What Range This Port Belongs To

Port 3392 falls in the registered port range: 1024 to 49151. IANA manages this range, and vendors can formally register a port number for their service. The idea is coordination — two applications shouldn't unknowingly collide on the same port.

Port 3392 has no formal IANA registration. That doesn't mean it's unused. It means nobody has staked an official claim.1

Observed Unofficial Uses

EFI License Management

Several port databases associate 3392 with efi-lm — a license management service from Electronics for Imaging (EFI), the company behind Fiery print controllers. Fiery servers are the embedded computers inside high-end digital presses from Canon, Ricoh, Konica Minolta, and Xerox. Their license validation traffic has been observed on this port.2

This association is informal. EFI has not registered the port with IANA, and the traffic pattern appears to be a de facto use rather than a deliberate standard.

Non-Standard RDP

Port 3389 is the default for Microsoft's Remote Desktop Protocol. Administrators who want to reduce automated scan noise sometimes move RDP to a nearby port — 3390, 3391, 3392. Port 3392 has appeared in this context.3

Moving RDP to an alternate port is security theater, not security. Scanners probe sequential ranges. The port number change buys maybe an hour against a determined attacker. But it does reduce log noise from opportunistic bots, which is why administrators do it anyway.

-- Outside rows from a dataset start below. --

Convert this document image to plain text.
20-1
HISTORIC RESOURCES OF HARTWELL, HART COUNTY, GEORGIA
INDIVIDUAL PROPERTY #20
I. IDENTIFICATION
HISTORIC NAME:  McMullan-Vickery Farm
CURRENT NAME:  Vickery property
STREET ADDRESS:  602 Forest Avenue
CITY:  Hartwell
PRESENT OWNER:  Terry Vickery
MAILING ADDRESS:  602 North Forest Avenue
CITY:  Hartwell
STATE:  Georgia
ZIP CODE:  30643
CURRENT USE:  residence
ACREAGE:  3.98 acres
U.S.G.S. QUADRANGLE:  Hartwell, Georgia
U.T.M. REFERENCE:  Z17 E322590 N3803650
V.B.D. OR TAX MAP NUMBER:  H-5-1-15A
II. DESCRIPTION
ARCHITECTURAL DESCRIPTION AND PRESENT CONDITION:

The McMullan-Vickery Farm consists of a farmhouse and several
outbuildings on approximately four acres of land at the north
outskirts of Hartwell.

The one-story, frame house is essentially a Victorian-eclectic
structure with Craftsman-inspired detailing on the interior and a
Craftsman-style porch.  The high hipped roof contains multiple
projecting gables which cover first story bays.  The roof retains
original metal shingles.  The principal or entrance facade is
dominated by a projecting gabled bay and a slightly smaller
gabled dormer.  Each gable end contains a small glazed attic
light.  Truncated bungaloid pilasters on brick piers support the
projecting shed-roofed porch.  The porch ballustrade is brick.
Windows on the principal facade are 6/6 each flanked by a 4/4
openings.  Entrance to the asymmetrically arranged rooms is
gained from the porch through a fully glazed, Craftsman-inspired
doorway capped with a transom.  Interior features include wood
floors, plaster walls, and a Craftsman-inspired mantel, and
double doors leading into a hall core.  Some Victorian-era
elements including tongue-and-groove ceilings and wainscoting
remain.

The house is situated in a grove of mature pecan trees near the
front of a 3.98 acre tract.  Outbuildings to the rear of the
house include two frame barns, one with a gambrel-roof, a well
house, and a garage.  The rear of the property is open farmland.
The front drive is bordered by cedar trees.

Historical Malware Activity

SANS Internet Storm Center has recorded scan activity against port 3392, consistent with malware probing for open services or bots checking for listening RDP instances on non-standard ports.4

How to Check What's Listening on This Port

On Linux or macOS:

ss -tlnp | grep 3392
# or
lsof -i :3392

On Windows:

netstat -ano | findstr :3392

The output will show you the process ID. On Windows, look that PID up in Task Manager. On Linux, lsof will name the process directly.

If nothing is listening, the port is closed. If something is, you now know what it is — and can decide whether it should be.

Why Unassigned Ports Matter

The registered port range contains 48,128 numbers. Fewer than 10,000 have formal IANA assignments. The rest are officially empty — but practically speaking, software fills them anyway. Applications pick ports. Vendors ship products with hardcoded defaults. Network configurations accumulate history.

Port 3392 is one of thousands of ports where reality and the registry have drifted apart. The registry says unassigned. The network says: depends on who's using it.